Houthis Escalate Violations amid Forced Haircut Campaigns
The Iran-backed Houthi militias have not stopped their repressive acts and violations against people in Sanaa and other areas under their control. This coincided with their celebrations and events organized to commemorate their members killed on battlefronts.
Moreover, human rights sources have indicated that the militias have intensified their abductions of civilians, in addition to campaigns to shave the hair of teenagers on the street.
The same sources said the militias had kidnapped an entire family in Safia in central Sanaa after armed men, accompanied by female Houthi members, known as the “Zeinabis”, raided their home.
The sources also clarified that the Houthis abducted two girls last month along with their father and brother and took them to an unknown location, likely one of their secret prisons.
Through media outlets that support them, the militias claimed they had kidnapped the family due to honor-related issues – an excuse they often use to justify abductions.
Meanwhile, the militias launched a campaign in Sanaa to shave the hair of male teenagers in the streets as part of their efforts to implement what their leader, Abdul Malik al-Houthi, called “faithful culture”. Videos circulated on social media showed Houthis holding teenage boys against their will as they get a haircut.
The Houthis forced barbers in areas under their control to perform specific haircuts, threatening them with imprisonment and punishment in case they violated their instructions.

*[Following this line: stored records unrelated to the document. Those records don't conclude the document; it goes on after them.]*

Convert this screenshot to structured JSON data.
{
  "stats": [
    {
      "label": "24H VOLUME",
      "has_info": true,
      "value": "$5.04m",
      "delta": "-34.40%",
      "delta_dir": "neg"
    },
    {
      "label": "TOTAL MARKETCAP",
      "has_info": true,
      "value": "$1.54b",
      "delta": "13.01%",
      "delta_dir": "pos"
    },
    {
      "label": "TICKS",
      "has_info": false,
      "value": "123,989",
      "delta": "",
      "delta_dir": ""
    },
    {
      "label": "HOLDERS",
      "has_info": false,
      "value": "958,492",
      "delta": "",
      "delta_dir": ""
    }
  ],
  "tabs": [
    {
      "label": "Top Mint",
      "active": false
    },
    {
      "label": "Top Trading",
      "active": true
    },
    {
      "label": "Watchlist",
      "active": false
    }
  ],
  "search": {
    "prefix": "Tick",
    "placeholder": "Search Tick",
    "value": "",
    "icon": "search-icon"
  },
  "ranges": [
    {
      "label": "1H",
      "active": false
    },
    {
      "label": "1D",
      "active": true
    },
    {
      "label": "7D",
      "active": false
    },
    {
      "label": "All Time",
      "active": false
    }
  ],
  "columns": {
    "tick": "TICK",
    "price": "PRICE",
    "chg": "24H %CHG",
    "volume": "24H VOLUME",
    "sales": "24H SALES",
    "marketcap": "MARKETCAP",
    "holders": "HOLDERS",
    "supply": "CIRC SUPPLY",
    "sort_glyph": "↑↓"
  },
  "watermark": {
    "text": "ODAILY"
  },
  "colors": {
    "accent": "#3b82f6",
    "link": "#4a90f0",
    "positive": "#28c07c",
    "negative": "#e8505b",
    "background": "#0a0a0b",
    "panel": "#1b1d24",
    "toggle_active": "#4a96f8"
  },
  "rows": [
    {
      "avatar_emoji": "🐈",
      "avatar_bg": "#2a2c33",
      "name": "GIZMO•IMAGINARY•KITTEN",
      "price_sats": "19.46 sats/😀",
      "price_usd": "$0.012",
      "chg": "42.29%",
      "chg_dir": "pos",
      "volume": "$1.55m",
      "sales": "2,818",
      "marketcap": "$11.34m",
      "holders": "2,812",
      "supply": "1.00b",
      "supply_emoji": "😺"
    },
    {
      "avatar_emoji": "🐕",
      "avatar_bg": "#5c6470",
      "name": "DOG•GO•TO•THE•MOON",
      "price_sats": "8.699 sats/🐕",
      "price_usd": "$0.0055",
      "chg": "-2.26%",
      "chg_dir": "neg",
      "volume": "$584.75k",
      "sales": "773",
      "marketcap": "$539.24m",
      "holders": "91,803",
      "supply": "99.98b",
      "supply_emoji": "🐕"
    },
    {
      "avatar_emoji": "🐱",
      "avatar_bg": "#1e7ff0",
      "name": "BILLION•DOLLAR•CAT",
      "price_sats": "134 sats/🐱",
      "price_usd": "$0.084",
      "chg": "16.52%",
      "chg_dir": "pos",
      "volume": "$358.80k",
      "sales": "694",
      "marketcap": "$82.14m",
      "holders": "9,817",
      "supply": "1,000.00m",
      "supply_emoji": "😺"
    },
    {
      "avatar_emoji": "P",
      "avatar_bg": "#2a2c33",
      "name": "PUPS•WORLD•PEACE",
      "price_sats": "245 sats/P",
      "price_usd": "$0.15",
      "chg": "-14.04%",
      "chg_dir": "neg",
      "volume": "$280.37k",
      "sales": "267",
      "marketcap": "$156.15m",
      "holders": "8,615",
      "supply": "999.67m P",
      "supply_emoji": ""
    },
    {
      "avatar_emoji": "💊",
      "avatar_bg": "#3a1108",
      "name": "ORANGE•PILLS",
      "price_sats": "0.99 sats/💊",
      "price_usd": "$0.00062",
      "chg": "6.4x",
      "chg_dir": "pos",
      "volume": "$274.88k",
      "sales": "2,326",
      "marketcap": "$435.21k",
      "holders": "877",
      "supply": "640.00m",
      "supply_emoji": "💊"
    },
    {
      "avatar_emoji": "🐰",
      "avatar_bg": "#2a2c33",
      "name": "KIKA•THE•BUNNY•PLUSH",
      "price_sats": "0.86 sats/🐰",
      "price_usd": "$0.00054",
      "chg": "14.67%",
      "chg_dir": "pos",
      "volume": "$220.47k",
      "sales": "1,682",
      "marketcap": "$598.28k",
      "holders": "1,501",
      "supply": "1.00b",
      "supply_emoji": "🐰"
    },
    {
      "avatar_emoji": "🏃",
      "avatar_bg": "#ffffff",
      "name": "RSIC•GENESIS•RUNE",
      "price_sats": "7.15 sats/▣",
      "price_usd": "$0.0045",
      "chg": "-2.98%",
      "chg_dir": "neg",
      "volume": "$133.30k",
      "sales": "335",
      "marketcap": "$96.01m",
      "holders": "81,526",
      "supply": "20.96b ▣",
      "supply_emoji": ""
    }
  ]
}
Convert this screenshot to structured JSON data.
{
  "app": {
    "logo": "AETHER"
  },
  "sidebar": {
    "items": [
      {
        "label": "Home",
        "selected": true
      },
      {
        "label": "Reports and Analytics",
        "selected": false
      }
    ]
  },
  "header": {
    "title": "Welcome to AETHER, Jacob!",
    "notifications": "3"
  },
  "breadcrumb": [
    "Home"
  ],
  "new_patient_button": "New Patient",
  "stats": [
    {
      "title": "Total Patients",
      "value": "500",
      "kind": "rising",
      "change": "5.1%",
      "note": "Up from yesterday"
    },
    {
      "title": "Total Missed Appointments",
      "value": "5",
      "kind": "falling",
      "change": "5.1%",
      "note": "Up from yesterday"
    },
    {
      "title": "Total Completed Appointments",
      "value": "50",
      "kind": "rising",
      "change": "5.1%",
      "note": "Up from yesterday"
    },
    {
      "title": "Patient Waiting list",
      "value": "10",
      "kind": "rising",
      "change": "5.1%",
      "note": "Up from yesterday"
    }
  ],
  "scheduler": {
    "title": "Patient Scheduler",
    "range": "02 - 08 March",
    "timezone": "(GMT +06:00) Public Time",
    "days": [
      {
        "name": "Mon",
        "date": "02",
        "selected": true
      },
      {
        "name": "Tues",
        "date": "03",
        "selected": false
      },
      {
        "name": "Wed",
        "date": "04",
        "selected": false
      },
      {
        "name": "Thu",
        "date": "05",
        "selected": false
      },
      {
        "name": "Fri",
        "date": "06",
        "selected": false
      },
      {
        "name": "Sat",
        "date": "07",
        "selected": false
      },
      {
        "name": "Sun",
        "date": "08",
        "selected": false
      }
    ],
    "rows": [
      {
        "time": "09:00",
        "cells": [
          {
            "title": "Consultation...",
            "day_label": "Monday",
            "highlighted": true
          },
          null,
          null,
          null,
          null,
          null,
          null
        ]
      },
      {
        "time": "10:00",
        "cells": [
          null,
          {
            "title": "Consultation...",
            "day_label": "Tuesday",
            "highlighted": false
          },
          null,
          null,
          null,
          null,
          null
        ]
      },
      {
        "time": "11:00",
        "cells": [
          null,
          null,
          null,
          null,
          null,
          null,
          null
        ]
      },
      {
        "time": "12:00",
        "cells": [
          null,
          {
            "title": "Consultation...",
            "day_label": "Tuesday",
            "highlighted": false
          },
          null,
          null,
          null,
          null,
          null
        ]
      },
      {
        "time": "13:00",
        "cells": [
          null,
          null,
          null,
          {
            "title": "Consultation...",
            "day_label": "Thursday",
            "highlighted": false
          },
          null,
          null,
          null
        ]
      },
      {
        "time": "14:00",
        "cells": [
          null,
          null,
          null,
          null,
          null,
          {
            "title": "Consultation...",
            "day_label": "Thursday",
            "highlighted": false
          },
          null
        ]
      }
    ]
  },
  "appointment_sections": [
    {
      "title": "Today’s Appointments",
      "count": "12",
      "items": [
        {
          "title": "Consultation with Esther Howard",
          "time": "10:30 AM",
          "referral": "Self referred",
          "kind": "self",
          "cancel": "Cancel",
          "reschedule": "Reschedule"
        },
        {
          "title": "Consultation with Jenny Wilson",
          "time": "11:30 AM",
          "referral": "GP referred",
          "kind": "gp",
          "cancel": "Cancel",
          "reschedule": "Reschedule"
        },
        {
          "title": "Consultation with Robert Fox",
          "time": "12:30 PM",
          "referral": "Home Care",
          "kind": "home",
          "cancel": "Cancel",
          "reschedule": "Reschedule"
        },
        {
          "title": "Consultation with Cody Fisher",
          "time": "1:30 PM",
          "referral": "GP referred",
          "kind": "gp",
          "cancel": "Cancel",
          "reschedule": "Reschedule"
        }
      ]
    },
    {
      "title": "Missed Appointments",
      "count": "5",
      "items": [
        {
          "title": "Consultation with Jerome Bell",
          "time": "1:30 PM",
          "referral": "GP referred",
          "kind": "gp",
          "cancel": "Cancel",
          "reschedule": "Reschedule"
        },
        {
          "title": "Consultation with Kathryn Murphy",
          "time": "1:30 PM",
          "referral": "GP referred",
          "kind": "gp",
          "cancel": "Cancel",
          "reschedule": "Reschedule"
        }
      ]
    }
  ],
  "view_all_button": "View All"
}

Local sources also mentioned that armed militiamen in Sanaa shot a barber last month while he was working in his shop in Garaf north of the capital.
Forcing Yemenis to adhere to the “faithful culture” has not been limited to haircuts, but has extended to other forms of the people’s daily life.
Houthi armed men have previously broken into weddings and university graduation ceremonies in Sanaa, Dhamar and Amran to object against the use of musical instruments.
The Houthis also removed ads that promote makeup for women in several streets in Sanaa and forced salons to remove their ads under the claim that such photos delayed the “group’s victory”, according to a speech by their leader.
Many Yemeni activists compared the Houthi methods to those of terrorist organizations, such as ISIS, noting the many shared ideas between them. They cited ISIS’ dividing of society into believers and infidels and Houthis’ dividing it into believers and hypocrites.
A few months ago, the Houthis issued a circular to public schools in Sanaa and the governorates under their control to ban singing and music and emphasize the importance of permits to hold celebrations.
The Houthis claim that these incidents are personal initiatives, not their official policies, but their recurrence has made many suspect otherwise.
People from Sanaa have told Asharq Al-Awsat that the “Houthinization of society” by the militias is not only limited to government institutions, but has also involved the media and mosques.
Since taking over Sanaa and several other governorates, the militias have been careful to transform the educational system into hubs for spreading their extremist ideologies. Such efforts were accelerated after Yehya Houthi, the leader’s brother, was appointed Minister of Education in the unrecognized coup government.
Yemeni rights activists confirm that by doing so, in the short term, they are trying to recruit students and turn them into soldiers to be sent to the fronts. In the long run, they want to transform society’s identity and spread their extremist ideology through schools.